Moderate exercise, like jogging, actually strengthens your body’s response to illness. That holds true for both short-term illnesses, like upper respiratory tract infections, and long-term illnesses, like diabetes.
It has a positive effect on insulin resistance
Insulin resistance is one of the markers of prediabetes. The cells in your body simply aren’t responding to insulin, the hormone that keeps blood sugar levels in check.
A review of the research found that regularly running or jogging decreased insulin resistance in study participants. Researchers noted that a decrease in body fat and inflammation might be behind the improvement in insulin resistance.
It can help protect you from the negative effects of stress
Whether you’re a jogger, Hatha yoga enthusiast, or soccer beast, you’re bound to encounter stress. Jogging may protect the brain from the harmful effects of stress.
A 2013 review of studies found that aerobic exercise, like jogging, could potentially improve executive functioning and protect the brain from decline related to aging and stress.

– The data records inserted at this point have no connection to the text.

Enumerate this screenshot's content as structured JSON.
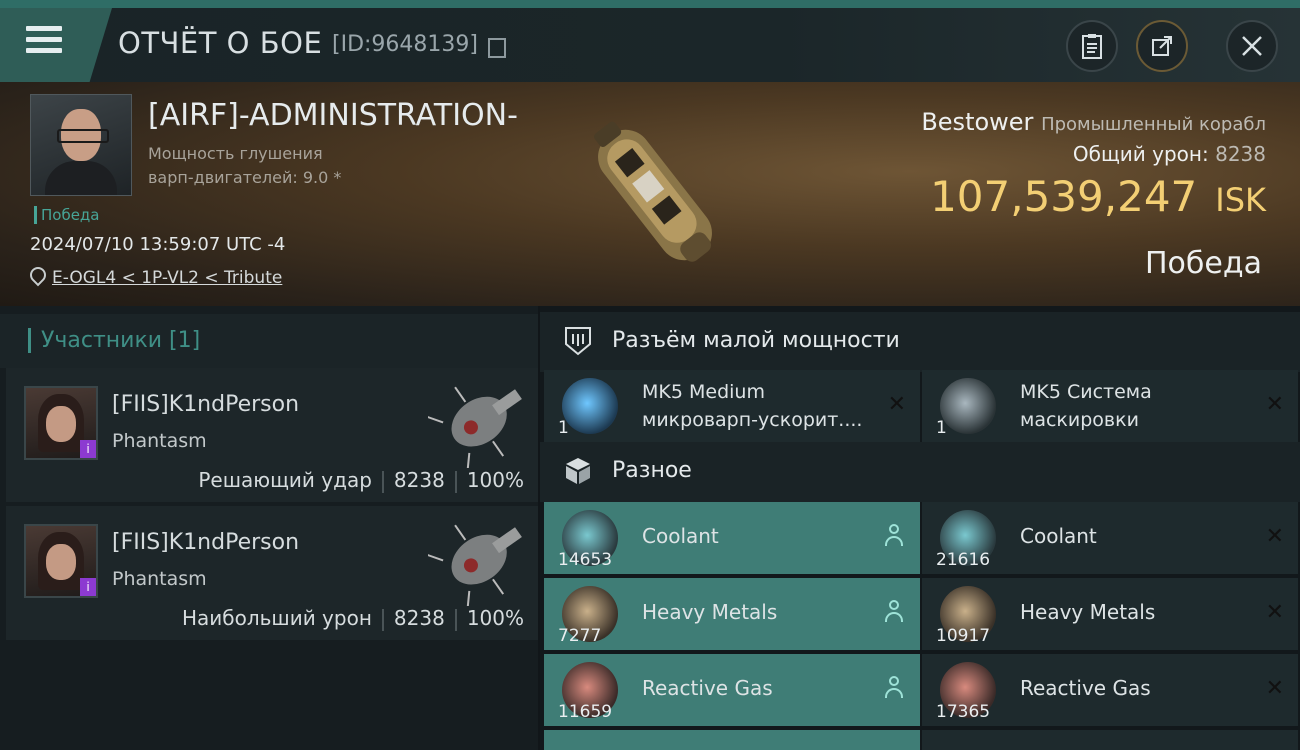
{
  "header": {
    "title": "ОТЧЁТ О БОЕ",
    "report_id": "[ID:9648139]"
  },
  "victim": {
    "name": "[AIRF]-ADMINISTRATION-",
    "stat_line1": "Мощность глушения",
    "stat_line2": "варп-двигателей: 9.0 *",
    "victory_tag": "Победа",
    "datetime": "2024/07/10 13:59:07 UTC -4",
    "location": "E-OGL4 < 1P-VL2 < Tribute"
  },
  "ship": {
    "name": "Bestower",
    "class": "Промышленный корабл",
    "total_damage_label": "Общий урон:",
    "total_damage": "8238",
    "isk_value": "107,539,247",
    "isk_unit": "ISK",
    "result": "Победа"
  },
  "participants": {
    "header": "Участники [1]",
    "rows": [
      {
        "name": "[FIIS]K1ndPerson",
        "ship": "Phantasm",
        "role": "Решающий удар",
        "damage": "8238",
        "percent": "100%"
      },
      {
        "name": "[FIIS]K1ndPerson",
        "ship": "Phantasm",
        "role": "Наибольший урон",
        "damage": "8238",
        "percent": "100%"
      }
    ]
  },
  "sections": {
    "low_slot": {
      "label": "Разъём малой мощности",
      "items": [
        {
          "qty": "1",
          "name_line1": "MK5 Medium",
          "name_line2": "микроварп-ускорит...."
        },
        {
          "qty": "1",
          "name_line1": "MK5 Система",
          "name_line2": "маскировки"
        }
      ]
    },
    "misc": {
      "label": "Разное",
      "items": [
        {
          "qty": "14653",
          "name": "Coolant"
        },
        {
          "qty": "21616",
          "name": "Coolant"
        },
        {
          "qty": "7277",
          "name": "Heavy Metals"
        },
        {
          "qty": "10917",
          "name": "Heavy Metals"
        },
        {
          "qty": "11659",
          "name": "Reactive Gas"
        },
        {
          "qty": "17365",
          "name": "Reactive Gas"
        }
      ]
    }
  },
  "colors": {
    "accent_teal": "#3f7d76",
    "isk_gold": "#f3cf74",
    "victory_green": "#47a597"
  },
  "icons": {
    "menu": "hamburger-icon",
    "copy": "copy-icon",
    "clipboard": "clipboard-icon",
    "share": "share-icon",
    "close": "close-icon",
    "location": "location-pin-icon",
    "low_slot": "low-slot-icon",
    "misc": "cube-icon",
    "dropped": "user-icon",
    "destroyed": "x-icon"
  }
}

A recent animal study found that among mice exposed to stressful situations, those who were regularly allowed to run on a wheel performed better, making the fewest errors following a maze and demonstrating the highest ability to remember and navigate skillfully.

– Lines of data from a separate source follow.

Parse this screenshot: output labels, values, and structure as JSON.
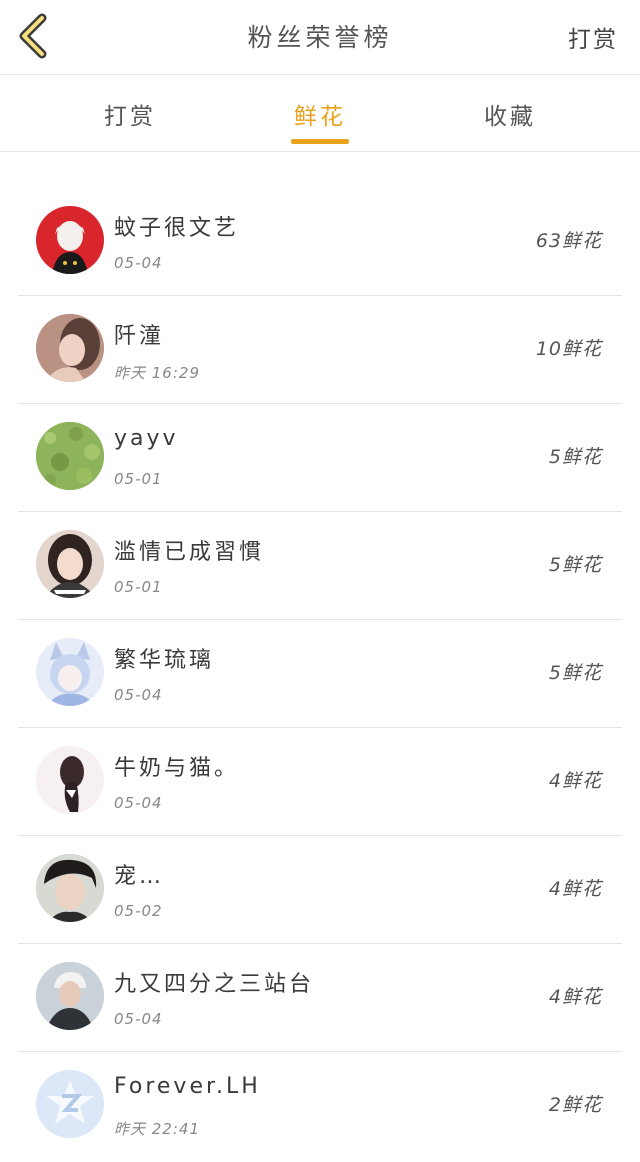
{
  "header": {
    "back_icon": "chevron-left-icon",
    "title": "粉丝荣誉榜",
    "action_label": "打赏"
  },
  "tabs": [
    {
      "label": "打赏",
      "active": false
    },
    {
      "label": "鲜花",
      "active": true
    },
    {
      "label": "收藏",
      "active": false
    }
  ],
  "accent_color": "#e8a21c",
  "fans": [
    {
      "name": "蚊子很文艺",
      "time": "05-04",
      "count": "63鲜花"
    },
    {
      "name": "阡潼",
      "time": "昨天 16:29",
      "count": "10鲜花"
    },
    {
      "name": "yayv",
      "time": "05-01",
      "count": "5鲜花"
    },
    {
      "name": "滥情已成習慣",
      "time": "05-01",
      "count": "5鲜花"
    },
    {
      "name": "繁华琉璃",
      "time": "05-04",
      "count": "5鲜花"
    },
    {
      "name": "牛奶与猫。",
      "time": "05-04",
      "count": "4鲜花"
    },
    {
      "name": "宠…",
      "time": "05-02",
      "count": "4鲜花"
    },
    {
      "name": "九又四分之三站台",
      "time": "05-04",
      "count": "4鲜花"
    },
    {
      "name": "Forever.LH",
      "time": "昨天 22:41",
      "count": "2鲜花"
    }
  ]
}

It can help you cope with depression
Exercise has long been known to help people manage the symptoms of depression, but new science may help explain how.
Elevated cortisol levels have been linked to depressive episodes. Cortisol is a hormone your body releases in response to stress.
A 2018 study examined cortisol levels in people seeking treatment for depression. After 12 weeks of consistent exercise, those who exercised regularly throughout the study had reduced levels of cortisol throughout their entire day.
It keeps your spine flexible as you age
In between the bony vertebrae in your back, small, flexible discs act like protective pads. The discs are actually sacs filled with fluid. They can shrink and wear out as you get older, especially if you live a relatively sedentary life.
Sitting for long periods can really add to the pressure on these discs over time. The good news is that jogging or running preserves the size and flexibility of these discs.